What This Means When You Choose What to Wear
Choosing handloom cotton is not a sacrifice. The fabrics are breathable, durable, and age with character. But it is worth understanding why the choice matters beyond the wearing years — because the garment’s life after your wardrobe is as significant as its life inside it.
Cotton’s biodegradability means its microfibers break down in months, not centuries — with 30–90% decomposition possible within just 15–90 days under suitable conditions. Compare that to a synthetic fibre that will outlast not just you but several generations of your descendants, shedding microplastics into soil and water the entire time.
The practical guidance is straightforward. When a handloom cotton garment has genuinely reached the end of its life:
- Compost it — cut it into small pieces and add it to a compost pile with kitchen and garden waste. Avoid this only if the garment has heavy synthetic dye finishes.
- Bury it — in a garden bed, where it will decompose over several months and contribute organic matter to the soil.

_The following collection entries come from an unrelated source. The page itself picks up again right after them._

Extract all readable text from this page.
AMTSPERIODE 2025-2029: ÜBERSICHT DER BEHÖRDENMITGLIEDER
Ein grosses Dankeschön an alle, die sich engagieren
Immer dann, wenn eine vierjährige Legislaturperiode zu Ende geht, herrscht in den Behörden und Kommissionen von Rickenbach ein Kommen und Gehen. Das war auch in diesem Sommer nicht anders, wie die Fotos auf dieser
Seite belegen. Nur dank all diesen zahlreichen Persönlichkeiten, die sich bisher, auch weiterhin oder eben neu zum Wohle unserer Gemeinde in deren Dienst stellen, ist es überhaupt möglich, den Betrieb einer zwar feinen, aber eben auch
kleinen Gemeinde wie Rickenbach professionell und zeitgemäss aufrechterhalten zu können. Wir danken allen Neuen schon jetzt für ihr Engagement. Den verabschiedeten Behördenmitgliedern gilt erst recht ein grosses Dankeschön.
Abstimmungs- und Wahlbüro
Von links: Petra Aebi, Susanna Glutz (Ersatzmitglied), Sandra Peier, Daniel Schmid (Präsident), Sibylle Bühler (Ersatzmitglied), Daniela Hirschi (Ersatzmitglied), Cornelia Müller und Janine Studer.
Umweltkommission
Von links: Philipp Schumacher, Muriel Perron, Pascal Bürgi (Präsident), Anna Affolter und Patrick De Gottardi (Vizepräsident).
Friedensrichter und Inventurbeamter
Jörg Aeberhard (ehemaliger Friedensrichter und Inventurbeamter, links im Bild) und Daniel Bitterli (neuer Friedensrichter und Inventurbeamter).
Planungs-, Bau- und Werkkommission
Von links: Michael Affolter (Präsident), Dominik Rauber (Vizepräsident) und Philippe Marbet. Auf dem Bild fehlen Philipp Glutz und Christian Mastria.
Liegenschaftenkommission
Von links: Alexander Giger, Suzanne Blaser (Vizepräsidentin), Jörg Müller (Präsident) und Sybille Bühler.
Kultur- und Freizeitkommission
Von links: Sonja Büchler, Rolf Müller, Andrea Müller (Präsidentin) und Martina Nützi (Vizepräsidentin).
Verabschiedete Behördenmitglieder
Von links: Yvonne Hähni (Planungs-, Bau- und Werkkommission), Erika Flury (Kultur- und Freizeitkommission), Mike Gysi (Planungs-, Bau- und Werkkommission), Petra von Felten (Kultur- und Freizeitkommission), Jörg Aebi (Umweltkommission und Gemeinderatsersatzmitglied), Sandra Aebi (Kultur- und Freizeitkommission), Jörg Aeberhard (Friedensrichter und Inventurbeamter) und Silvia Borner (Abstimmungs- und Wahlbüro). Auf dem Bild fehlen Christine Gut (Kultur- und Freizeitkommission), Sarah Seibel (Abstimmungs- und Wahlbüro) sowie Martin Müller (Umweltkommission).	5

- Repurpose first — worn kurtha sets become cleaning cloths; old cotton dresses become patchwork. The longer the fibre stays in use, the better.
The science on this is settled. Fabrics made from natural fibres, such as cotton and linen, decompose much quicker than those made from synthetic fibres. Natural fibres can break down within a few months to a few years, while synthetic fabrics can take hundreds of years to decompose.
Handloom cotton clothing, made without the chemical scaffolding of industrial fashion, sits at the most biodegradable end of that spectrum. It is, in the most literal sense, a garment that knows how to disappear — and in doing so, gives something back.